His English was impeccable, as he had spent seven years going to school in Australia.  His parents thought he could get a better education there than in Taiwan.  When he came home during summer break he couldn't stay more than two months, otherwise he would have lost his student deferment and been immediately conscripted.

He is an ardent basketball fan and envied me that I was from Chicago and was old enough to have seen Michael Jordan play.  Baseball used to be the most popular sport in Taiwan, especially since teams from the island once dominated the Little League World Series, winning the title seventeen times beginning in 1969.  Eleven Taiwanese have made it to the Bigs in the US, the first in 2002.  But basketball has overtaken baseball as the most popular sport in Taiwan, largely due to chronic and pervasive mob-related game-fixing and betting scandals.  

One can place a bet legally in Taiwan on any sporting event, including the NBA and MLB.  The public lost all interest in Taiwanese baseball when it became clear that the fixing of games was so deeply rooted that not a single action on the field could be trusted. As it is, any player with talent goes to play in Japan, and if he is truly talented, to the US.  The only time the Taiwanese can trust their players to be giving it their all is in international tournaments.  Those games the players truly care about, especially when Taiwan is playing Japan.

As we talked, the rain miraculously abated. Clouds still hung heavy and low, but I couldn't resist the lure of the temples.  There were a couple within a ten minute stroll.  I could always turn back if the rain resumed rather than making any of the several loops.  Just below the Visitor Center was a temple alongside a stream with several illuminated glassed-in Buddhas under a large overhang.




The first temple on the trail to the mountain top was much more rustic and basic, more a simple shrine than a temple.
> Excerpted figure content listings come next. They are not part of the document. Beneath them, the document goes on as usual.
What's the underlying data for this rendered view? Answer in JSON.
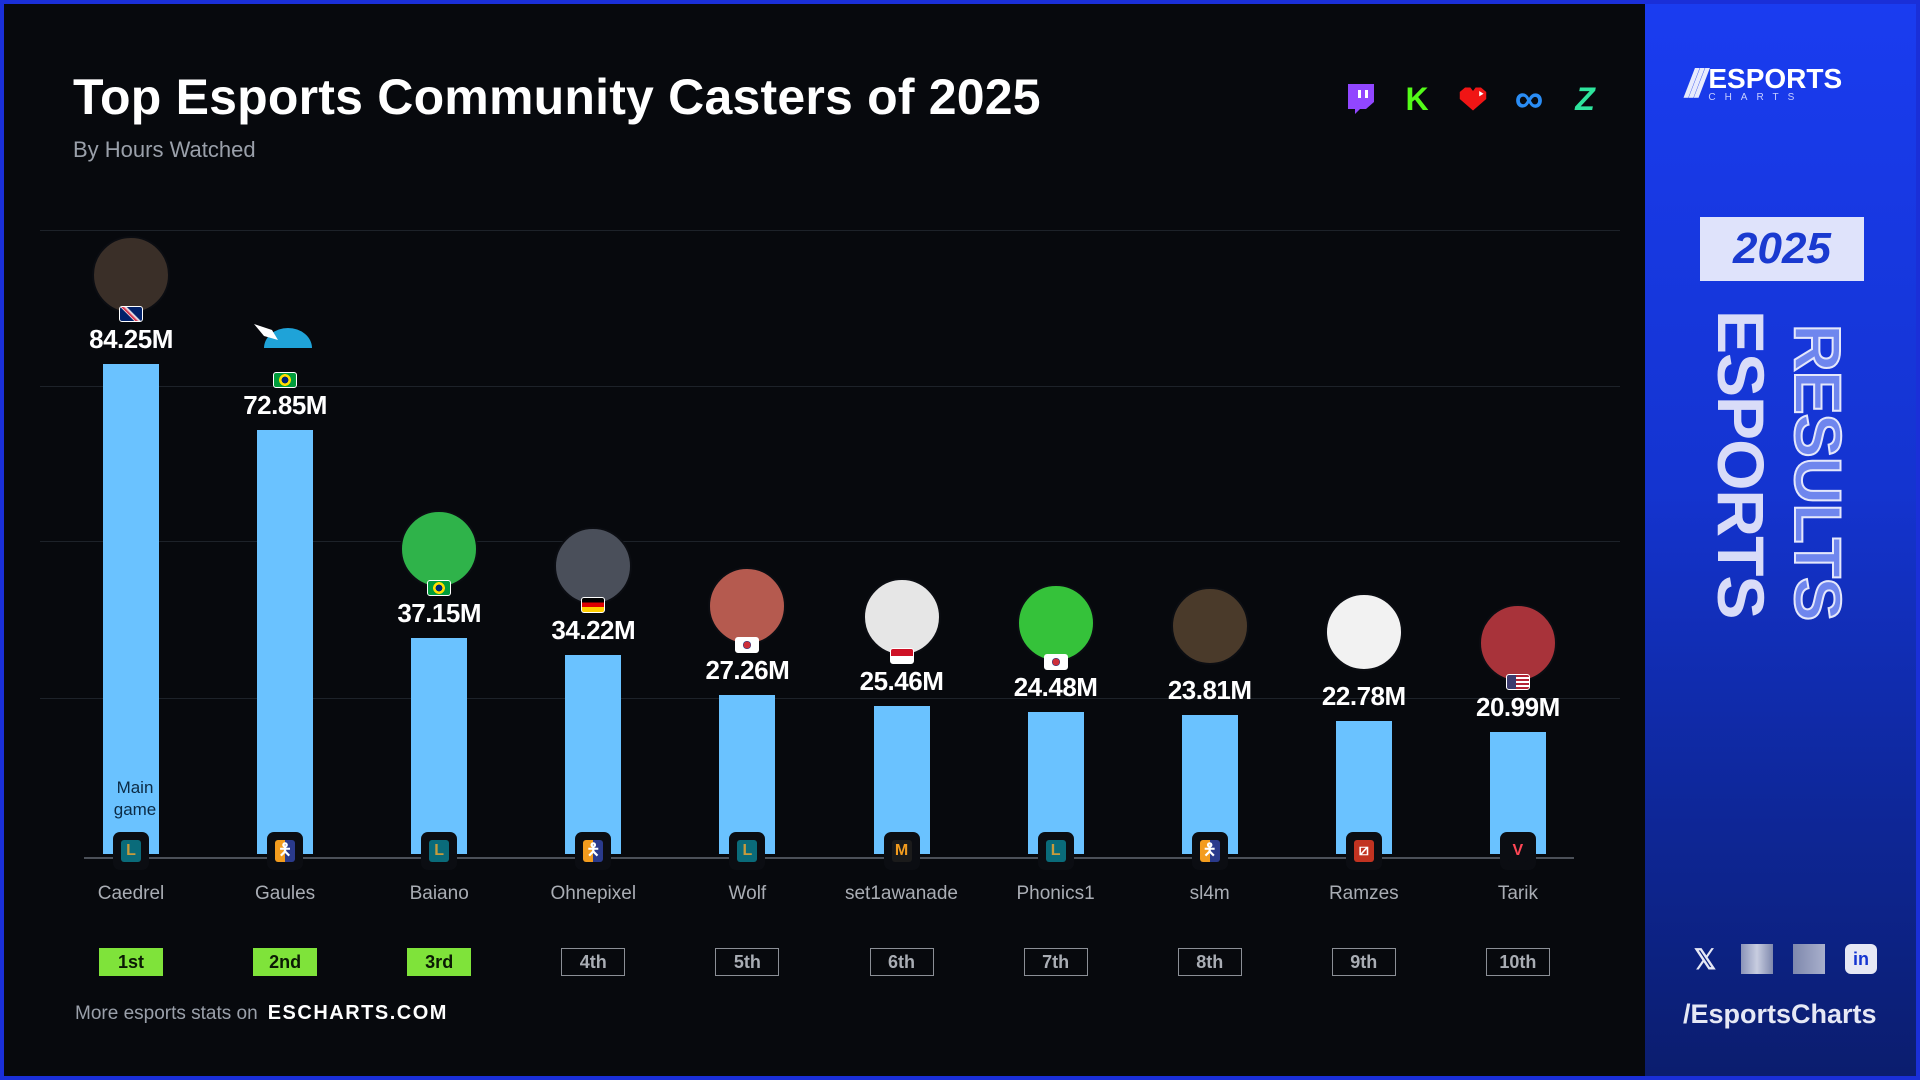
{
  "header": {
    "title": "Top Esports Community Casters of 2025",
    "subtitle": "By Hours Watched"
  },
  "platforms": [
    "twitch-icon",
    "kick-icon",
    "vk-play-live-icon",
    "infinity-platform-icon",
    "zoom-z-icon"
  ],
  "chart_data": {
    "type": "bar",
    "title": "Top Esports Community Casters of 2025",
    "subtitle": "By Hours Watched",
    "categories": [
      "Caedrel",
      "Gaules",
      "Baiano",
      "Ohnepixel",
      "Wolf",
      "set1awanade",
      "Phonics1",
      "sl4m",
      "Ramzes",
      "Tarik"
    ],
    "values": [
      84.25,
      72.85,
      37.15,
      34.22,
      27.26,
      25.46,
      24.48,
      23.81,
      22.78,
      20.99
    ],
    "value_labels": [
      "84.25M",
      "72.85M",
      "37.15M",
      "34.22M",
      "27.26M",
      "25.46M",
      "24.48M",
      "23.81M",
      "22.78M",
      "20.99M"
    ],
    "ranks": [
      "1st",
      "2nd",
      "3rd",
      "4th",
      "5th",
      "6th",
      "7th",
      "8th",
      "9th",
      "10th"
    ],
    "main_games": [
      "League of Legends",
      "Counter-Strike",
      "League of Legends",
      "Counter-Strike",
      "League of Legends",
      "Mobile Legends",
      "League of Legends",
      "Counter-Strike",
      "Dota 2",
      "Valorant"
    ],
    "flags": [
      "gb",
      "br",
      "br",
      "de",
      "kr",
      "id",
      "kr",
      "",
      "",
      "us"
    ],
    "main_game_label": "Main game",
    "grid": true,
    "bar_color": "#6ac2ff",
    "top3_color": "#7fe33a"
  },
  "footer": {
    "text": "More esports stats on",
    "site": "ESCHARTS.COM"
  },
  "sidebar": {
    "logo_word": "ESPORTS",
    "logo_sub": "CHARTS",
    "year": "2025",
    "vertical_1": "ESPORTS",
    "vertical_2": "RESULTS",
    "social": [
      "x-icon",
      "blurred-icon",
      "blurred-icon",
      "linkedin-icon"
    ],
    "handle": "/EsportsCharts"
  }
}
As at most of the temples I have visited here, there were offerings of food.



There were more pavilions than temples along the trail, offering shelter for rest and reflection.



A jolly over-sized Buddha peered down upon the trail from another of the temples.



Some of the temples started out small, then grew and grew, completely camouflaging the cave that was there origin.



The trail was paved and wide enough for a car to reach these larger temples.  A spur led off to a sacred seven-trunked 400-year old camphor tree that had a 100-year old companion.  It is known as the Mother-and-Child Tree.



If this had been one of my sunny days, I would have continued my hike to the summit of the mountain and its weather station and on to the point where the trail had been blocked by a landslide, a common feature of Taiwan.  I saw many on the roads with large teams of workers dangling from ropes on cliff sides mounting metal netting trying to contain the cliff from sliding any more.  One road through the middle of the country has been closed for several years from a severe landslide.  

One has to be continually wary in the mountains when it is raining that rocks could come atumbling.  The threat of rain held off until late in the afternoon.  I was within forty miles of Taipei and just enduring its sprawl when the rain recommended.  I immediately began looking for a place to camp.  There was too much light to take advantage of several potential sites past fields into forested mountainsides.  With the rain came a strong north wind, so I wanted a site protected from the wind.  I at last found one in a field of high reeds.  I was fortunate to find it before I was too wet.  With the temperature plummeting I needed to add some layers and use my sleeping bag as a quilt while I had another wonderful night of eating and reading in my tent, the last one of these travels before a final two days in Taipei.